- Vleischfontein Location within North West (South African province) Vleischfontein Location within South Africa
- Coordinates: 25°02′13″S 26°26′02″E﻿ / ﻿25.037°S 26.434°E
- Country: South Africa
- Province: North West
- District: Bojanala Platinum
- Municipality: Moses Kotane

Area
- • Total: 1.79 km^{2} (0.69 sq mi)

Population (2011)
- • Total: 807
- • Density: 451/km^{2} (1,170/sq mi)

Racial makeup (2011)
- • Black African: 99.8%
- • White: 0.2%

First languages (2011)
- • Tswana: 98.0%
- • S. Ndebele: 1.0%
- • Other: 1.0%
- Time zone: UTC+2 (SAST)

= Vleischfontein =

Vleischfontein, also known as Sesobe, is a town in Moses Kotane Local Municipality in the North West province of South Africa.

It was founded in 1884 as a Jesuit mission station, built on land bought from a local farmer, on the farm Vleischfontein. It was intended that the mission station would serve as a stopover point for missionaries bound for the Zambesi Mission. The mission was successful, and the local baPhalane slowly converted to Christianity; the missionaries also managed to grow wheat, citrus fruits, figs and vines.
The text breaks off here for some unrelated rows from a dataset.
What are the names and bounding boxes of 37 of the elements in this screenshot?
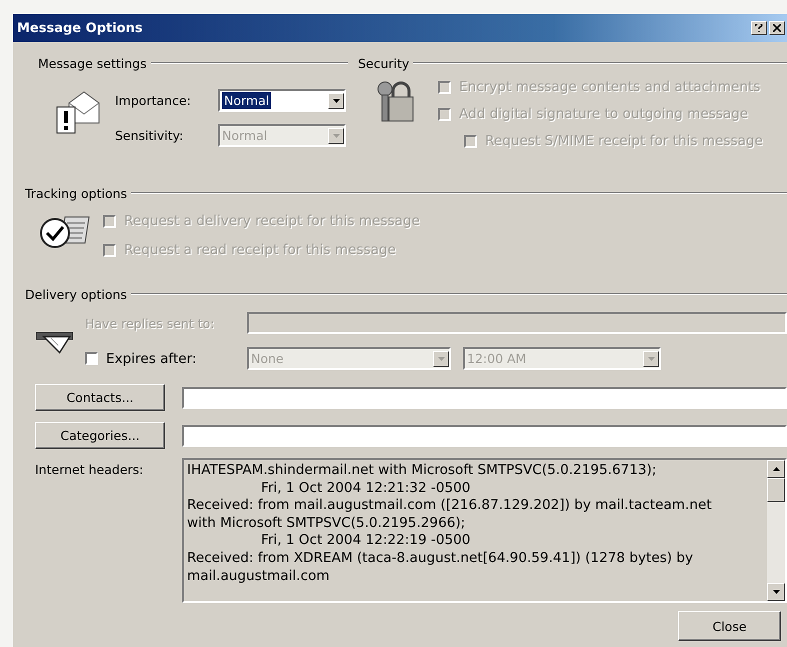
header-line: mail.augustmail.com — [187, 568, 331, 586]
close-icon — [773, 24, 781, 32]
window-title: Message Options — [17, 20, 144, 36]
help-icon — [755, 24, 763, 32]
contacts-button[interactable]: Contacts... — [35, 384, 165, 411]
contacts-field[interactable] — [182, 386, 787, 408]
dropdown-arrow-icon — [438, 356, 444, 360]
scroll-up-icon — [772, 467, 780, 471]
header-line: IHATESPAM.shindermail.net with Microsoft SMTPSVC(5.0.2195.6713); — [187, 462, 658, 480]
header-line: Fri, 1 Oct 2004 12:21:32 -0500 — [260, 480, 472, 498]
dropdown-arrow-icon — [648, 356, 654, 360]
dropdown-arrow-icon — [332, 98, 340, 102]
categories-button[interactable]: Categories... — [35, 422, 165, 449]
field-label: Internet headers: — [35, 461, 144, 479]
field-label: Importance: — [115, 93, 192, 108]
group-label: Delivery options — [25, 286, 127, 302]
categories-field[interactable] — [182, 424, 787, 446]
close-button[interactable]: Close — [678, 611, 781, 641]
scroll-down-icon — [772, 590, 780, 594]
group-label: Message settings — [38, 56, 147, 70]
close-button[interactable] — [769, 21, 785, 35]
field-label: Sensitivity: — [115, 128, 184, 143]
scrollbar-thumb[interactable] — [767, 478, 785, 502]
header-line: with Microsoft SMTPSVC(5.0.2195.2966); — [187, 514, 466, 532]
header-line: Received: from XDREAM (taca-8.august.net[64.90.59.41]) (1278 bytes) by — [187, 550, 694, 568]
dropdown-arrow-icon — [332, 134, 340, 138]
scrollbar[interactable] — [767, 460, 785, 601]
help-button[interactable] — [751, 21, 767, 35]
header-line: Fri, 1 Oct 2004 12:22:19 -0500 — [260, 532, 472, 550]
checkbox[interactable] — [85, 352, 98, 365]
group-label: Security — [358, 56, 410, 70]
checkbox-label[interactable]: Expires after: — [106, 350, 197, 366]
dropdown[interactable]: Normal — [218, 89, 346, 112]
header-line: Received: from mail.augustmail.com ([216.87.129.202]) by mail.tacteam.net — [187, 497, 713, 515]
headers-text-area[interactable] — [182, 458, 787, 603]
reply-to-field[interactable] — [247, 312, 787, 334]
group-label: Tracking options — [25, 186, 128, 200]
When the Zambezi missions was closed, the Vleischfontein mission was handed over to the Missionary Oblates of Mary Immaculate. In 1948, the introduction of apartheid saw the designation of the district as a whites-only area, and the Oblates were forced to sell the mission and leave, relocating to the nearby Silkaatskop. Vleischfontein was then purchased by an Afrikaner farmer. The mission was temporarily reopened in 1976, but when the area became part of the Madikwe Game Reserve in the 1980s it was shut down permanently.